DESCRIPTION (provided by applicant): The P.I. has recently entered the research field of cutaneous autoimmunity bringing a strong molecular biology background. Her career development plan is designed to secure advanced training in autoimmunity, gain research experience in glycosylation study, and enhance technical skills in animal model study. Achievement of these new objectives together with her past expertise will prepare the candidate to develop a research direction, addressing role of glycosylation in cell-adhesion and skin blistering diseases. Under the guidance of Dr. L.A. Diaz, her mentor, she will interact closely with co-mentors/consultants during the proposed research. Her research plan explores the role of glycans on pemphigus antigen/auto antibody interactions. This plan was build upon a very novel finding that two galactose-specific lectins, jacalin and peanut agglutinin (PNA), bind baculovirus expressed pemphigus foliaceus (PF) antigen, desmoglein 1 (rDsgl), and protect mice from PF IgG-induced skin blisters. Other lectins are ineffective. It is hypothesized that binding of jacalin or PNA to Dsg1 interfere the Dsg1/autoantibody interaction by steric hindrance or by inducing conformational changes on Dsgl It is also feasible that pathogenic anti-Dsgl antibodies and lectins compete for the same Dsg1 epitopes. Aim 1 tests the interaction of these lectins with mammalian-expressed Dsg1 (which may be glycosylated differently than the baculovirus-expressed Dsg1). In Aim 2, we will selectively remove the O- or N-glycans of Dsg1 and then test their binding ability to PF IgG and the lectins. In Aim 3, we will map the glycosylation sites on Dsg1 that are bound by lectins and antibodies. In Aim 4, we will test whether lectins bind epidermis in vivo and prevent the binding of pathogenic autoantibodies. We will develop a new strategy to test whether the lectins can prevent progression of existing lesions. The outcome of this grant will shed light on the pathogenesis of PF and may lead to novel therapies. Additionally, the data generated and broad knowledge gained will support the candidate to develop an independent career.

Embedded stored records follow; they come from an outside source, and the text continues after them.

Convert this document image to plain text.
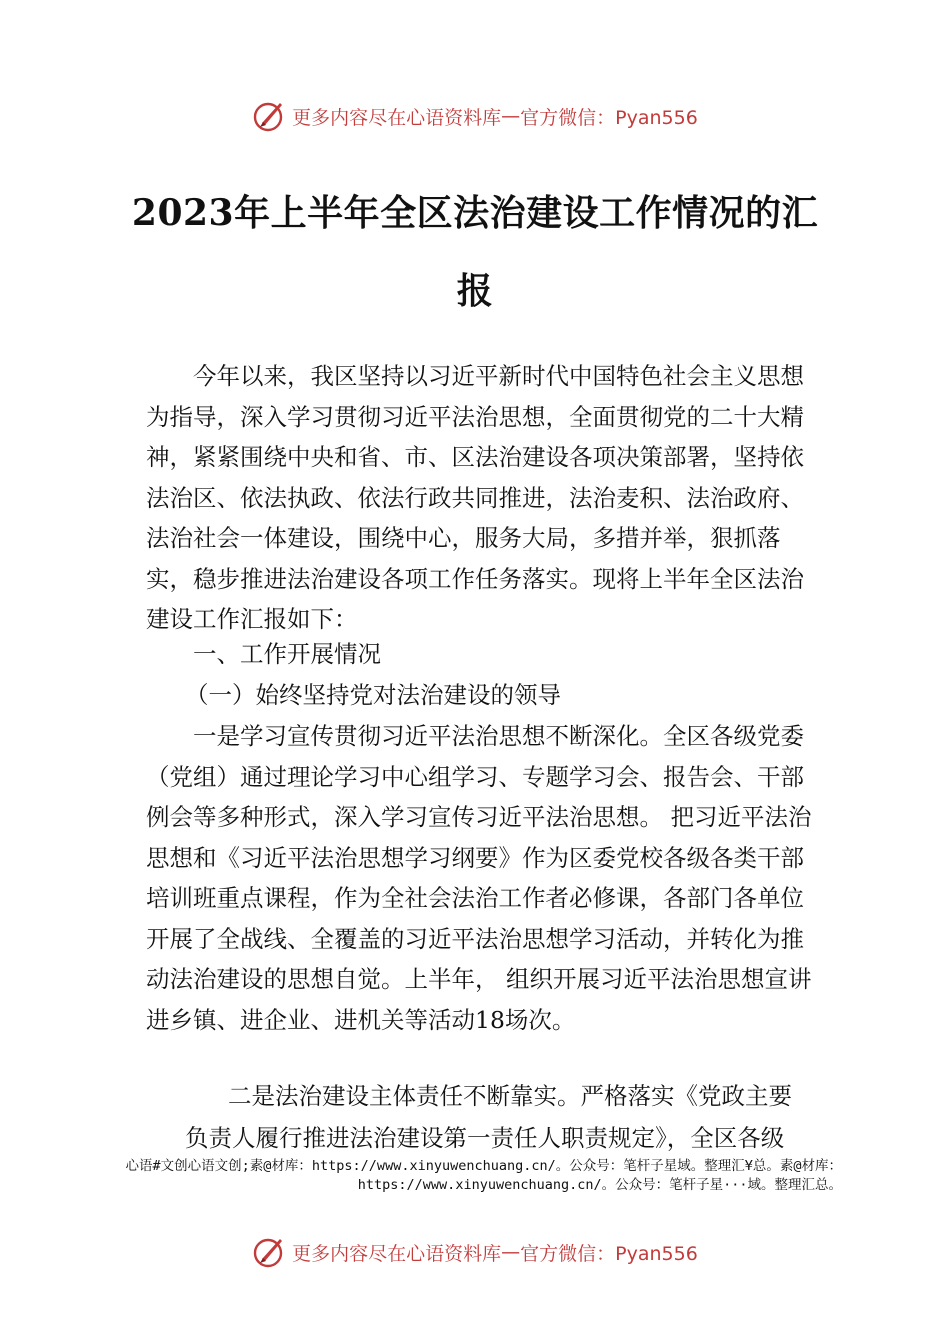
更多内容尽在心语资料库 — 官方微信：Pyan556
2023年上半年全区法治建设工作情况的汇报

今年以来，我区坚持以习近平新时代中国特色社会主义思想为指导，深入学习贯彻习近平法治思想，全面贯彻党的二十大精神，紧紧围绕中央和省、市、区法治建设各项决策部署，坚持依法治区、依法执政、依法行政共同推进，法治麦积、法治政府、法治社会一体建设，围绕中心，服务大局，多措并举，狠抓落实，稳步推进法治建设各项工作任务落实。现将上半年全区法治建设工作汇报如下：

一、工作开展情况

（一）始终坚持党对法治建设的领导

一是学习宣传贯彻习近平法治思想不断深化。全区各级党委（党组）通过理论学习中心组学习、专题学习会、报告会、干部例会等多种形式，深入学习宣传习近平法治思想。 把习近平法治思想和《习近平法治思想学习纲要》作为区委党校各级各类干部培训班重点课程，作为全社会法治工作者必修课，各部门各单位开展了全战线、全覆盖的习近平法治思想学习活动，并转化为推动法治建设的思想自觉。上半年， 组织开展习近平法治思想宣讲进乡镇、进企业、进机关等活动18场次。

二是法治建设主体责任不断靠实。严格落实《党政主要

负责人履行推进法治建设第一责任人职责规定》，全区各级

心语#文创心语文创;素@材库：https://www.xinyuwenchuang.cn/。公众号：笔杆子星域。整理汇¥总。素@材库：https://www.xinyuwenchuang.cn/。公众号：笔杆子星···域。整理汇总。
更多内容尽在心语资料库 — 官方微信：Pyan556
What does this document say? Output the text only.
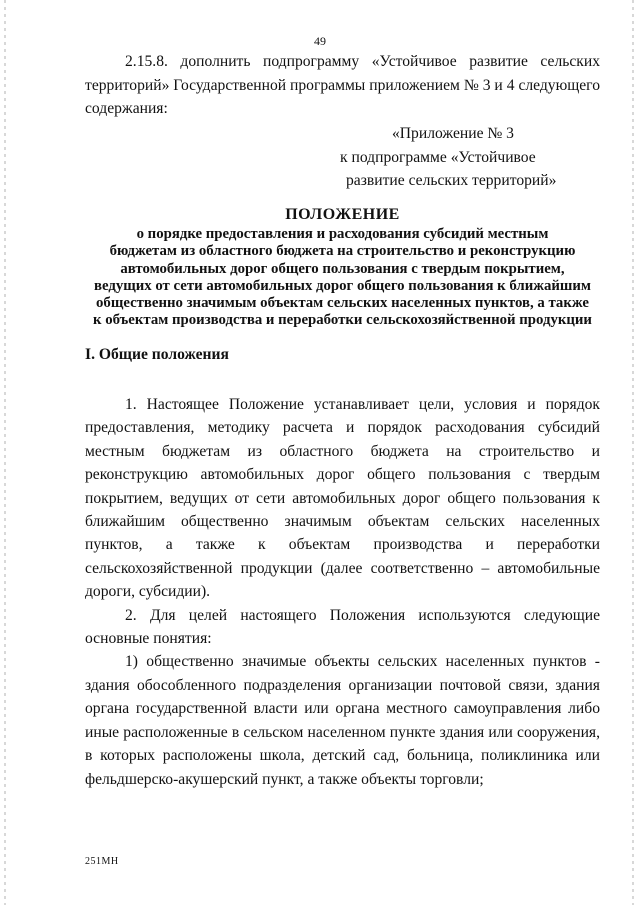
49

2.15.8. дополнить подпрограмму «Устойчивое развитие сельских территорий» Государственной программы приложением № 3 и 4 следующего содержания:

«Приложение № 3
к подпрограмме «Устойчивое
развитие сельских территорий»
ПОЛОЖЕНИЕ
о порядке предоставления и расходования субсидий местным
бюджетам из областного бюджета на строительство и реконструкцию
автомобильных дорог общего пользования с твердым покрытием,
ведущих от сети автомобильных дорог общего пользования к ближайшим
общественно значимым объектам сельских населенных пунктов, а также
к объектам производства и переработки сельскохозяйственной продукции
I. Общие положения

1. Настоящее Положение устанавливает цели, условия и порядок предоставления, методику расчета и порядок расходования субсидий местным бюджетам из областного бюджета на строительство и реконструкцию автомобильных дорог общего пользования с твердым покрытием, ведущих от сети автомобильных дорог общего пользования к ближайшим общественно значимым объектам сельских населенных пунктов, а также к объектам производства и переработки сельскохозяйственной продукции (далее соответственно – автомобильные дороги, субсидии).

2. Для целей настоящего Положения используются следующие основные понятия:

1) общественно значимые объекты сельских населенных пунктов - здания обособленного подразделения организации почтовой связи, здания органа государственной власти или органа местного самоуправления либо иные расположенные в сельском населенном пункте здания или сооружения, в которых расположены школа, детский сад, больница, поликлиника или фельдшерско-акушерский пункт, а также объекты торговли;

251МН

描述（由申请人提供）： P.I.最近进入皮肤自身免疫研究领域，带来了强大的分子生物学背景。她的职业发展计划旨在确保自身免疫方面的高级培训，获得糖基化研究的研究经验，并提高动物模型研究的技术技能。这些新目标的实现以及她过去的专业知识将为候选人制定一个研究方向做好准备，解决糖基化在细胞粘附和皮肤起泡疾病中的作用。在她的导师 L.A. Diaz 博士的指导下，她将在拟议的研究期间与合作导师/顾问密切互动。她的研究计划探讨聚糖对天疱疮抗原/自身抗体相互作用的作用。该计划基于一项非常新颖的发现，即两种半乳糖特异性凝集素（jacalin 和花生凝集素 (PNA)）可结合杆状病毒表达的落叶型天疱疮 (PF) 抗原桥粒芯糖蛋白 1 (rDsgl)，并保护小鼠免受 PF IgG 诱导的皮肤水疱。其他凝集素无效。假设jacalin或PNA与Dsg1的结合通过空间位阻或通过诱导Dsgl上的构象变化来干扰Dsg1/自身抗体相互作用。致病性抗Dsgl抗体和凝集素竞争相同的Dsg1表位也是可行的。目标 1 测试这些凝集素与哺乳动物表达的 Dsg1（其糖基化可能与杆状病毒表达的 Dsg1 不同）的相互作用。在目标 2 中，我们将选择性去除 Dsg1 的 O-或 N-聚糖，然后测试它们与 PF IgG 和凝集素的结合能力。在目标 3 中，我们将绘制 Dsg1 上与凝集素和抗体结合的糖基化位点图谱。在目标4中，我们将测试凝集素是否在体内结合表皮并阻止致病性自身抗体的结合。我们将开发一种新策略来测试凝集素是否可以阻止现有病变的进展。这笔资助的结果将揭示 PF 的发病机制，并可能带来新的治疗方法。此外，生成的数据和获得的广泛知识将支持候选人发展独立的职业生涯。